Kepler repents instantly, and replies:—
"Most Noble Tycho," (these are the words of his letter), "how shall I enumerate or rightly estimate your benefits conferred on me? For two months you have liberally and gratuitously maintained me, and my whole family; you have provided for all my wishes; you have done me every possible kindness; you have communicated to me everything you hold most dear; no one, by word or deed, has intentionally injured me in anything; in short, not to your children, your wife, or yourself have you shown more indulgence than to me. This being so, as I am anxious to put on record, I cannot reflect without consternation that I should have been so given up by God to my own intemperance as to shut my eyes on all these benefits; that, instead of modest and respectful gratitude, I should indulge for three weeks in continual moroseness towards all your family, in headlong passion and the utmost insolence towards yourself, who possess so many claims on my veneration, from your noble family, your extraordinary learning, and distinguished reputation. Whatever I have said or written against the person, the fame, the honour, and the learning of your excellency; or whatever, in any other way, I have injuriously spoken or written (if they admit no other more favourable interpretation), as, to my grief, I have spoken and written many things, and more than I can remember; all and everything I recant, and freely and honestly declare and profess to be groundless, false, and incapable of proof."

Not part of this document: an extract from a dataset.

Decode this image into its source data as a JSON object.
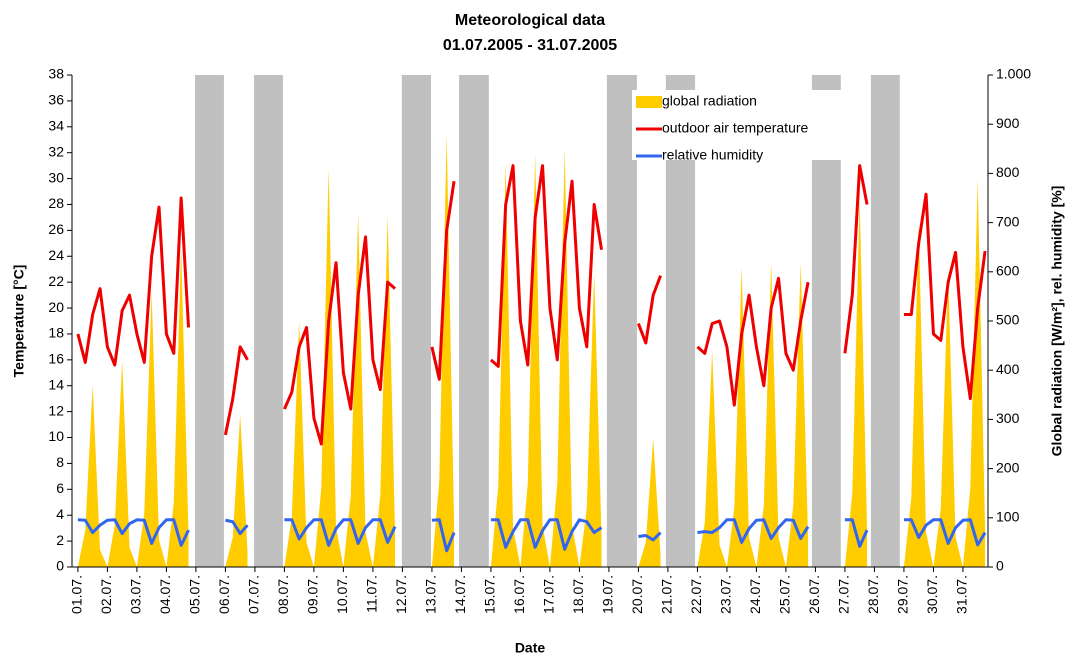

Tycho accepted the apology thus heartily rendered, and the temporary breach was permanently healed.
In 1601, Kepler was appointed "Imperial mathematician," to assist Tycho in his calculations.
The Emperor Rudolph did a good piece of work in thus maintaining these two eminent men, but it is quite clear that it was as astrologers that he valued them; and all he cared for in the planetary motions was limited to their supposed effect on his own and his kingdom's destiny. He seems to have been politically a weak and superstitious prince, who was letting his kingdom get into hopeless confusion, and entangling himself in all manner of political complications. While Bohemia suffered, however, the world has benefited at his hands; and the tables upon which Tycho was now engaged are well called the Rudolphine tables.
These tables of planetary motion Tycho had always regarded as the main work of his life; but he died before they were finished, and on his death-bed he intrusted the completion of them to Kepler, who loyally undertook their charge.
The Imperial funds were by this time, however, so taxed by wars and other difficulties that the tables could only be proceeded with very slowly, a staff of calculators being out of the question. In fact, Kepler could not get even his own salary paid: he got orders, and promises, and drafts on estates for it; but when the time came for them to be honoured they were worthless, and he had no power to enforce his claims.
So everything but brooding had to be abandoned as too expensive, and he proceeded to study optics. He gave a very accurate explanation of the action of the human eye, and made many hypotheses, some of them shrewd and close to the mark, concerning the law of refraction of light in dense media: but though several minor points of interest turned up, nothing of the first magnitude came out of this long research.
The true law of refraction was discovered some years after by a Dutch professor, Willebrod Snell.